MARTO: He makes a lot of sense Turnbull.
FAKE MALCOLM: Yeah because he doesn't want to crush the worker like I do. I mean, the CFMEU is running the country.
SHORTEN: While I've got you on the line.
FAKE MALCOLM: Yeah?
SHORTEN: Why couldn't we at least get you to agree to give the pensioners back their $14 a fortnight for their energy supplement?
MARTO: Yeah Turnbull!
SHORTEN: You haven't fixed the power bills.
FAKE MALCOLM: I'm going to put a cap on aging. I'm going to set it to 80 and then off to the farm.
MARTO: Final question Mr Shorten, local question. Could you - in the seat of Longman - could you name the body of water that lies between Bribie Island and the mainland.
ANNAKIN: This is important.
SHORTEN: It's the wet bit.
FAKE MALCOLM: Otherwise known as the Pumicestone Passage. Sounds painful doesn't it Bill? I'll be giving you the Pumicestone Passage if you lose mate - I'll tell you.

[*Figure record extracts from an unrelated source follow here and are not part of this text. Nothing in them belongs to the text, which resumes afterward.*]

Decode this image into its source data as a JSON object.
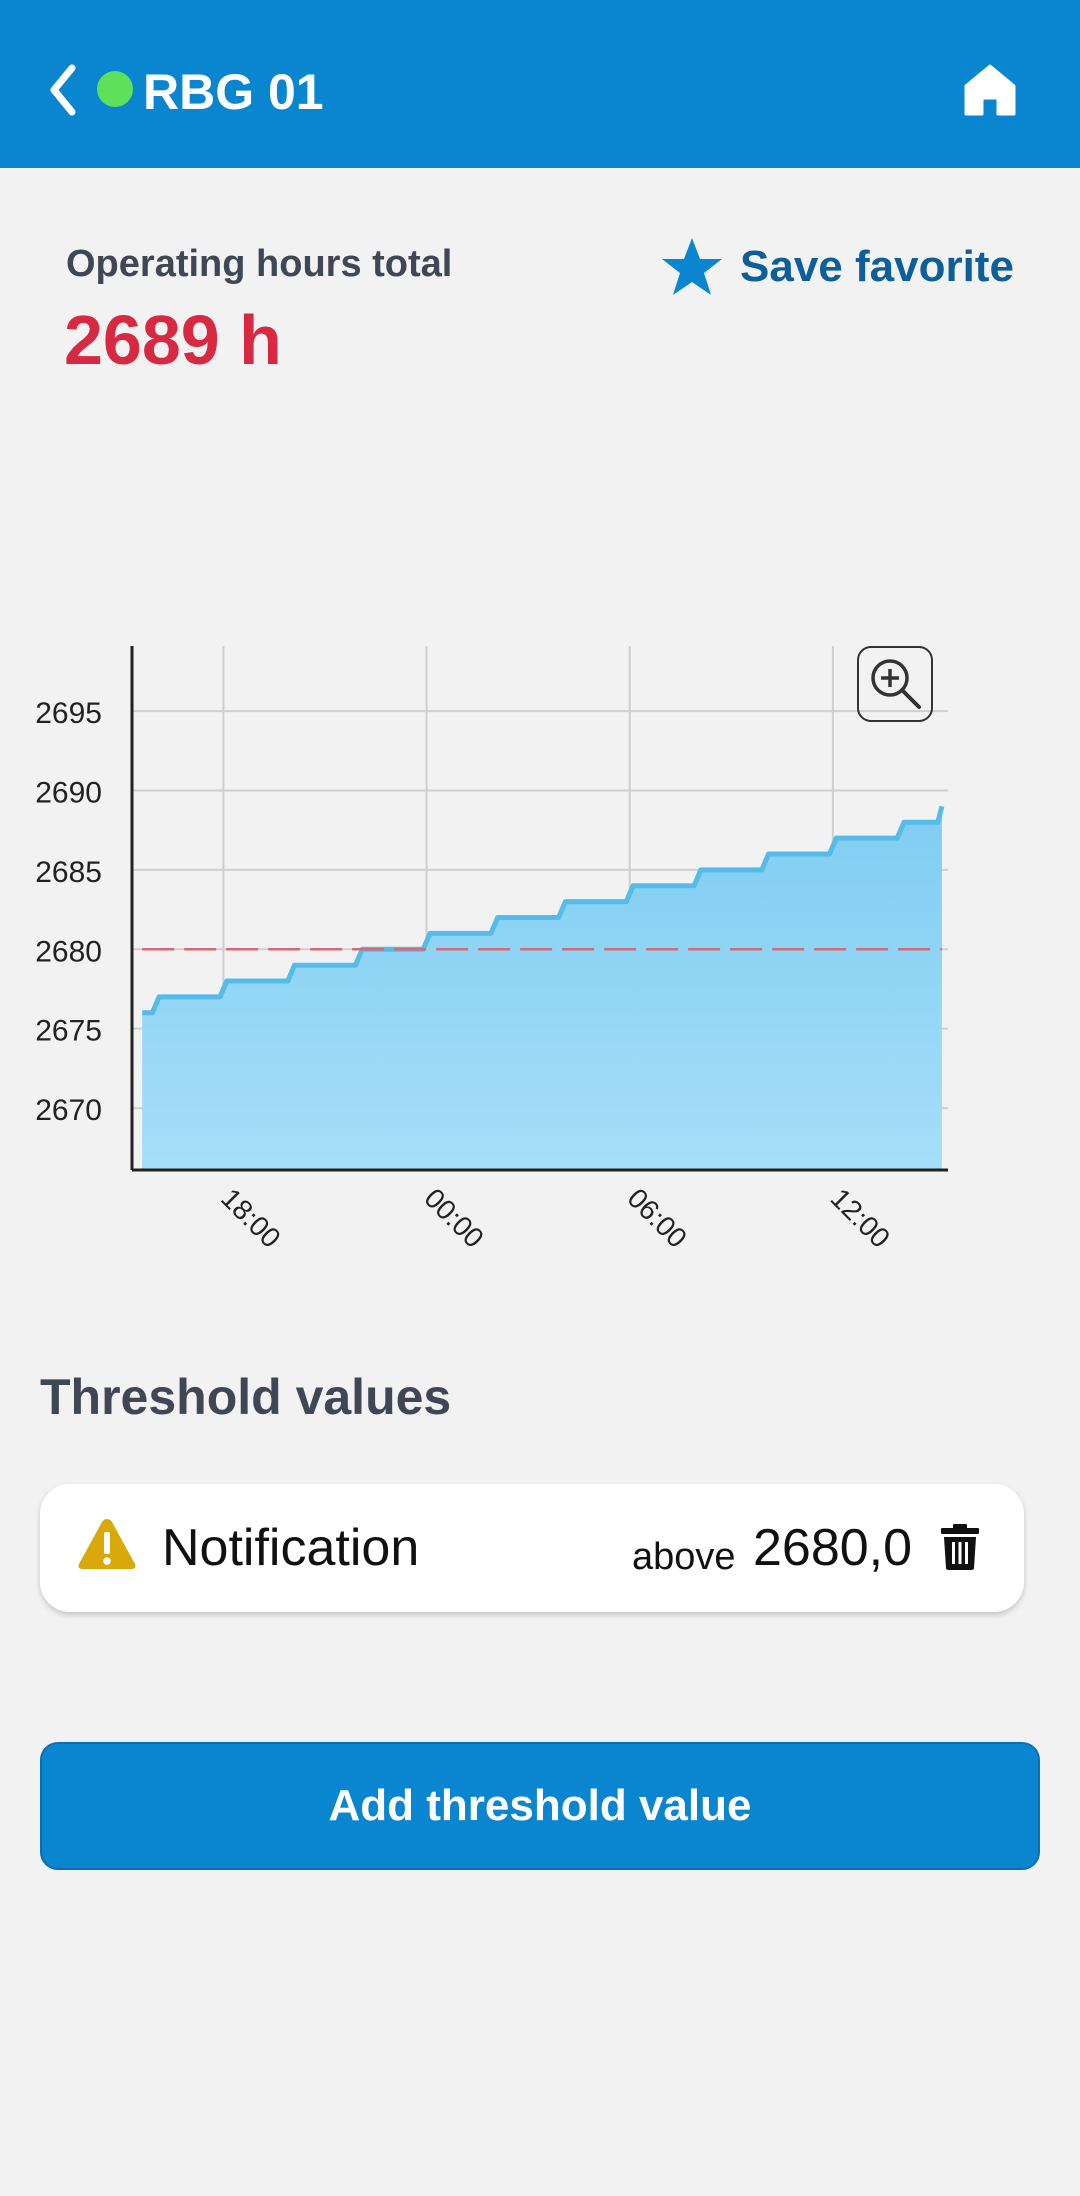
{
  "appbar": {
    "title": "RBG 01",
    "back_icon": "chevron-left-icon",
    "home_icon": "home-icon",
    "status_color": "#5fe05b",
    "background": "#0a86d0"
  },
  "metric": {
    "label": "Operating hours total",
    "value": "2689 h",
    "value_color": "#d72941"
  },
  "favorite": {
    "label": "Save favorite",
    "icon": "star-icon"
  },
  "zoom": {
    "icon": "zoom-in-icon"
  },
  "chart_data": {
    "type": "area",
    "x": [
      0.0,
      0.1,
      0.3,
      0.5,
      1.3,
      1.5,
      2.3,
      2.5,
      3.3,
      3.5,
      4.3,
      4.5,
      5.3,
      5.5,
      6.3,
      6.5,
      7.3,
      7.5,
      8.3,
      8.5,
      9.3,
      9.5,
      10.3,
      10.5,
      11.3,
      11.5,
      12.3,
      12.5,
      13.3,
      13.5,
      14.3,
      14.5,
      15.3,
      15.5,
      16.3,
      16.5,
      17.3,
      17.5,
      18.3,
      18.5,
      19.3,
      19.5,
      20.3,
      20.5,
      21.3,
      21.5,
      22.3,
      22.5,
      23.3,
      23.5,
      23.62
    ],
    "y": [
      2676,
      2676,
      2676,
      2677,
      2677,
      2677,
      2677,
      2678,
      2678,
      2678,
      2678,
      2679,
      2679,
      2679,
      2679,
      2680,
      2680,
      2680,
      2680,
      2681,
      2681,
      2681,
      2681,
      2682,
      2682,
      2682,
      2682,
      2683,
      2683,
      2683,
      2683,
      2684,
      2684,
      2684,
      2684,
      2685,
      2685,
      2685,
      2685,
      2686,
      2686,
      2686,
      2686,
      2687,
      2687,
      2687,
      2687,
      2688,
      2688,
      2688,
      2689
    ],
    "x_ticks": [
      {
        "x": 2.4,
        "label": "18:00"
      },
      {
        "x": 8.4,
        "label": "00:00"
      },
      {
        "x": 14.4,
        "label": "06:00"
      },
      {
        "x": 20.4,
        "label": "12:00"
      }
    ],
    "yticks": [
      2670,
      2675,
      2680,
      2685,
      2690,
      2695
    ],
    "xlim": [
      -0.3,
      23.8
    ],
    "ylim": [
      2666.1,
      2699.1
    ],
    "threshold": 2680,
    "grid": true,
    "fill_color": "#8dd3f6",
    "line_color": "#55bce9",
    "threshold_color": "#d36b76"
  },
  "thresholds": {
    "title": "Threshold values",
    "items": [
      {
        "icon": "warning-icon",
        "label": "Notification",
        "condition": "above",
        "value": "2680,0",
        "delete_icon": "trash-icon"
      }
    ]
  },
  "add_button": {
    "label": "Add threshold value"
  }
}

SHORTEN: I went for a nice run along it though. Listen Bribie is really pretty, I did manage to fit in going for a nice little run along the foreshore there, it's fantastic.
FAKE MALCOLM: At the taxpayer's expense no doubt you'll be claiming that flight will you?
SHORTEN: No, no I didn't have a limo I did it on my feet.
MARTO: Thank you Bill. Sorry, you had to put up with the PM.
FAKE MALCOLM: Good on you Bill! May democracy be the big winner this weekend!
ANNAKIN: Opposition Leader Bill Shorten there.